Tall, grande, or venti? If choosing a size is the most thought you put into your cup of coffee, one Rollins professor challenges you to look deeper. That’s because production and consumption of the ubiquitous beverage involves people working at many levels of a chain of growing, processing, distributing, and selling that connects the developed world with developing countries. And our purchases, whether of coffee or anything else, hold the power to shift the global economy.

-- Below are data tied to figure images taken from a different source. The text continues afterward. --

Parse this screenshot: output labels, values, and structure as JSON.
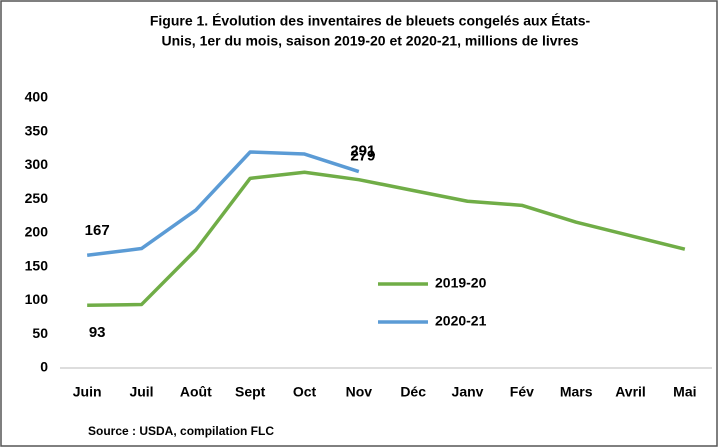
{
  "chart_data": {
    "type": "line",
    "title": [
      "Figure 1. Évolution des inventaires de bleuets congelés aux États-",
      "Unis, 1er du mois, saison 2019-20 et 2020-21, millions de livres"
    ],
    "categories": [
      "Juin",
      "Juil",
      "Août",
      "Sept",
      "Oct",
      "Nov",
      "Déc",
      "Janv",
      "Fév",
      "Mars",
      "Avril",
      "Mai"
    ],
    "series": [
      {
        "name": "2019-20",
        "color": "#70ad47",
        "label_color": "#1f3864",
        "values": [
          93,
          94,
          175,
          281,
          290,
          279,
          263,
          247,
          241,
          216,
          196,
          176
        ]
      },
      {
        "name": "2020-21",
        "color": "#5b9bd5",
        "label_color": "#5b9bd5",
        "values": [
          167,
          177,
          234,
          320,
          317,
          291,
          null,
          null,
          null,
          null,
          null,
          null
        ]
      }
    ],
    "ylim": [
      0,
      400
    ],
    "yticks": [
      0,
      50,
      100,
      150,
      200,
      250,
      300,
      350,
      400
    ],
    "grid": false,
    "source": "Source : USDA, compilation FLC"
  }
}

Zhaochang Peng, assistant professor of economics
The overarching goal of The Global Economy is to provide students with an overview of the evolution of the global economy—focusing on both historic and geographic dimensions. For the geographic piece, Peng and his students emphasize the relationship between developing and developed countries, and the lens through which the course examines this relationship is coffee.
The first half of the course includes lectures and readings, as well as viewing two films—Black Gold and Connected by Coffee—that reveal the realities of the coffee markets in South America and Africa.
The second half of the course is far more hands-on. Students are divided into teams and assigned one of Downtown Credo’s four coffee shop locations. Each team is then tasked with developing a promotional strategy for its assigned location in collaboration with Downtown Credo staff members.
Downtown Credo is an especially fitting partner due to the vision of company founder Ben Hoyer. The direct-trade shop sources its coffee directly from growers in Guatemala and Nicaragua, then asks its customers to name their price for its products.
“The consumers are stimulated to decide how much to pay, which prompts them to think about what could be a fair cost to produce coffee and transport it to the U.S.,” Peng says. “This makes them responsible for their own consumption behavior.”
For Hoyer, who spoke to Peng’s class and attended final presentations, the lesson has the potential to go even further.
“Asking consumers to be involved in their choices with coffee leads to the possibility that they will ask, ‘What about my clothes, my car, and my food?’” he says. “They might realize that when we buy stuff, we’re a part of all these systems, and we have choices regarding which systems we want to be a part of. Buying a cup of coffee is just one example of how a purchase has the potential to have an impact on the whole world.”
On April 17, the team assigned to Downtown Credo’s Church Street Exchange location conducted the second of two required site visits. Peng and the students partnered with the shop’s lead barista to assess the store’s unique challenges and goals. The group also explored ways the location could become even more profitable, including offering validated parking to address the limited space for cars on-site.
Rebecca Gakwaya ’17, a business major who led the Church Street Exchange team, says that the opportunity to consider every step of the process provided her with an intimate look at the coffee trade.
“The owner of Credo explained how he works with farmers directly so that they could actually have a say in the price they are paid,” she says. “And then at Credo, you choose the price you pay to get more involved in the process. In that way, the course made me a better consumer.”
Did You Know?
The division of profit on a global scale isn’t as obvious or transparent as most consumers assume. For starters, several students in the course had never heard of fair trade. Those who were aware of the certification might not have known about the cost associated with it or that the cost precludes many farmers from becoming fair trade certified.
The process known as direct trade—how Hoyer sources his coffee—allows buyers to connect directly with sellers. By cutting out the middlemen, coffee farmers—the sellers in this case—receive a far greater share of the process.
“Most of my students, if not all, didn’t know the difference between coffee workers and coffee farmers,” Peng says. “They thought the coffee farmers directly grew, harvested, and produced the coffee, which isn’t the case. The farmers are the ones who own the farms.”
Meanwhile, the workers—the ones supplying the labor—receive the smallest piece of the pie.
“If you say farmers receive less profit than they deserve, then what about workers?” Peng asks. “They receive even less, and those wages are deplorable.”